The amount of data this datasource may be required to process can be
billions of records and 100s of GBs of data. So we are looking forward to
distribute this data among multiple servers to overcome storage limitations
and maximize throughput.
This distribution can be just duplicating the data to maximize throughput,
so each server will have the same set of data, *or* records may be
distributed among different servers, without duplication among these
servers because a single server may not be able to hold all the data. So
some tables may be duplicated and some tables may be distributed among
servers. Let's assume that the distribution details of each table is
available for the plugin.
Now I understand that for Drill to implement a query, it supports a
set of physical
operators <https://drill.apache.org/docs/physical-operators/>. These
operators logic\code is generated at runtime and it's distributed among a
Drill cluster to be compiled and executed.
So to scan a table distributed\duplicated among 3 servers, I may want to
configure Drill to execute *SELECT * FROM TABLE* by running the same query
with an extra filter (to read\scan a specific portion of the table if the
table is duplicated, to maximize throughput) or by running the query
without modifications but having Drill run the query multiple times, once
against each server.

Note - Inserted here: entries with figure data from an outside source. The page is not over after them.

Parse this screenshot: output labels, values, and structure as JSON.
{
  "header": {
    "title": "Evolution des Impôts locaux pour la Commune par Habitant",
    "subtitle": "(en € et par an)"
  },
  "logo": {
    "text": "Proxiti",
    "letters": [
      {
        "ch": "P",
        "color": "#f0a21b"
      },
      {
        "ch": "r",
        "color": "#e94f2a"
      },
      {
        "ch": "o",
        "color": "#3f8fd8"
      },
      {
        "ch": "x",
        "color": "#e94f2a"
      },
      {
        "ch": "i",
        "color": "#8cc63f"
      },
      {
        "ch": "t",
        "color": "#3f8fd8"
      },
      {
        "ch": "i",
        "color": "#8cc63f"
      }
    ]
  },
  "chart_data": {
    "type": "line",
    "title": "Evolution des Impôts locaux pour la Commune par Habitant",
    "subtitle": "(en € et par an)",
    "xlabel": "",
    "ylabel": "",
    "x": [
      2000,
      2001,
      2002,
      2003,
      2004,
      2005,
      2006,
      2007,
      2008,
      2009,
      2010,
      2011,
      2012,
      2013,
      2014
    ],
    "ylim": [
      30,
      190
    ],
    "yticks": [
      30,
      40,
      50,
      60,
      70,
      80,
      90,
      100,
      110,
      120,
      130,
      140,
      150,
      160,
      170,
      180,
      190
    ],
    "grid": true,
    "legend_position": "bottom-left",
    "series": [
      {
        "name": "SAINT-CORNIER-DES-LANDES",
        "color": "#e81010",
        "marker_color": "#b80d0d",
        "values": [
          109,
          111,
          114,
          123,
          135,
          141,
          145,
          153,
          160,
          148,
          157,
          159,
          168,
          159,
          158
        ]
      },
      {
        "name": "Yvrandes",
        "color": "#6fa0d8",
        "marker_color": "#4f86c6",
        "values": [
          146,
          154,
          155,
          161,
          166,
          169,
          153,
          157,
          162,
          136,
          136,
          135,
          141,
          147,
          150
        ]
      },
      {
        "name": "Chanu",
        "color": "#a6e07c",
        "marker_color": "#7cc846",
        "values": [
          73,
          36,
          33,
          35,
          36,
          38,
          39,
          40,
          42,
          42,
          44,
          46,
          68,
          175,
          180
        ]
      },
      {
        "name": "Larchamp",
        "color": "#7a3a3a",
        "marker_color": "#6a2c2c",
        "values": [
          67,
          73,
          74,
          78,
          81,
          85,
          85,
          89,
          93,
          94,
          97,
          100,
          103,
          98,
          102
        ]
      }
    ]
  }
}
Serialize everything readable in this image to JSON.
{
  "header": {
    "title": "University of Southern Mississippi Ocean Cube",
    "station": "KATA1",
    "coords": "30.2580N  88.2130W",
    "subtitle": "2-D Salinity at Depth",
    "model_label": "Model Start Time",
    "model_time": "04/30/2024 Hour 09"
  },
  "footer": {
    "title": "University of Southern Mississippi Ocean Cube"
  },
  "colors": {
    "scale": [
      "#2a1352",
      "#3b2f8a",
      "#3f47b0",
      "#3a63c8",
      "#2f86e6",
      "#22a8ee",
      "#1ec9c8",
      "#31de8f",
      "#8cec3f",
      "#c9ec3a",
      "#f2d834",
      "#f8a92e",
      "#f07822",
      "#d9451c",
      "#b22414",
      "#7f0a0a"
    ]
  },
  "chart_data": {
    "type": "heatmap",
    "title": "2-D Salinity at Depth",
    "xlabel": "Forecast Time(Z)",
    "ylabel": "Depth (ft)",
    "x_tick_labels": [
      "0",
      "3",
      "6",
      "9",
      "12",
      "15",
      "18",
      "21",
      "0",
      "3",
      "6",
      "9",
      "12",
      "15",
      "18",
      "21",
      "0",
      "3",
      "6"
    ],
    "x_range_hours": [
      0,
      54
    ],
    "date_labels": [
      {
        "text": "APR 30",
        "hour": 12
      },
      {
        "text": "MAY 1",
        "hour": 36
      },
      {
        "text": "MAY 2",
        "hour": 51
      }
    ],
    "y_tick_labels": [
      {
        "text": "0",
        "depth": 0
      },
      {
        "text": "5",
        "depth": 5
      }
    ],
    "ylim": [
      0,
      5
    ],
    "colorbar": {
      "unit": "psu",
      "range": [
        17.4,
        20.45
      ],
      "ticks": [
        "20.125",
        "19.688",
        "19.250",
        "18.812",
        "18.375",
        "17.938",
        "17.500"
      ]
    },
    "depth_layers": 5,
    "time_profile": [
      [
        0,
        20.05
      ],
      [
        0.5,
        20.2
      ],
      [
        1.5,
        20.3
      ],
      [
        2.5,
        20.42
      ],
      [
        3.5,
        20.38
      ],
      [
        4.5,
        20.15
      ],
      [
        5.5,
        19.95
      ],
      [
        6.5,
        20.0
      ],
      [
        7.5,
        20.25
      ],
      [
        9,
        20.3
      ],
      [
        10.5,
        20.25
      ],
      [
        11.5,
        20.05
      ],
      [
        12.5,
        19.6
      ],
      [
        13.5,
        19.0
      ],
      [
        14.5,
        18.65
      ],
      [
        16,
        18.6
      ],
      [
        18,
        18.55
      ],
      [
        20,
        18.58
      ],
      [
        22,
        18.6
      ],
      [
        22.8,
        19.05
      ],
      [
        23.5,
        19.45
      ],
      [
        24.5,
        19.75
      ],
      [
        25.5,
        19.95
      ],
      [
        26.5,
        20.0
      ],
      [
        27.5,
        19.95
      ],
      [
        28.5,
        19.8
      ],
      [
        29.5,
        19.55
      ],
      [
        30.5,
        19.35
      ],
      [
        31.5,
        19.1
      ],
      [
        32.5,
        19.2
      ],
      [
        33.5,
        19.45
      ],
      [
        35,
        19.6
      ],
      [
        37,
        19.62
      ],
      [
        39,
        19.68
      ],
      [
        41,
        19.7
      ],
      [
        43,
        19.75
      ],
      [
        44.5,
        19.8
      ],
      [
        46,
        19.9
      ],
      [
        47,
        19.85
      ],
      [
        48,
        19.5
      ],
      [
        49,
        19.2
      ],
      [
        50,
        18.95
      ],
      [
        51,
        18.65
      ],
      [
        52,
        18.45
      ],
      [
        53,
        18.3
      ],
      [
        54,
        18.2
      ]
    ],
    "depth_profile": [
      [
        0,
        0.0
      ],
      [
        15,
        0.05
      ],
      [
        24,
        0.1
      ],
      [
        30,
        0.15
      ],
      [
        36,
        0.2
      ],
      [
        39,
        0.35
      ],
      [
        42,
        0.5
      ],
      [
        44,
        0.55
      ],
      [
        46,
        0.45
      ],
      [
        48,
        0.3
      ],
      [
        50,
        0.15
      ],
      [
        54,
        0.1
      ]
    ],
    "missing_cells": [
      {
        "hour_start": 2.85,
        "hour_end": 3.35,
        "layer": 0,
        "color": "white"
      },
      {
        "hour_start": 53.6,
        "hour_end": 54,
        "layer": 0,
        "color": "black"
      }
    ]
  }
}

I assume this can be done by having the table's
*GroupScan* return 3 different *SubScan*s when the
*GroupScan.getSpecificScan(int)* is called multiple times, with different
parameters of course.
These different parameters can be controlled by the output of
*GroupScan.getMaxParallelizationWidth()*, correct ?
Please correct me if I'm wrong about anything.
Now assuming what I said is correct, I have a couple of questions:
1. If I have multiple *SubScan*s to be executed, will each *SubScan* be
handled by a single *Scan* operator ? So whenever I have *n* *SubScan*s,
I'll have *n* Scan operators distributed among Drill's cluster ?
2. How can I control the amount of any type of physical operators per
Drill cluster or node ? For instance, what if I want to have less
*Filter* operators or more *Scan* operators, how can I do that ?
I'm aware that my distribution goal may not be as simple as I may have made
Pardon me for the huge email and thanks a lot for your time.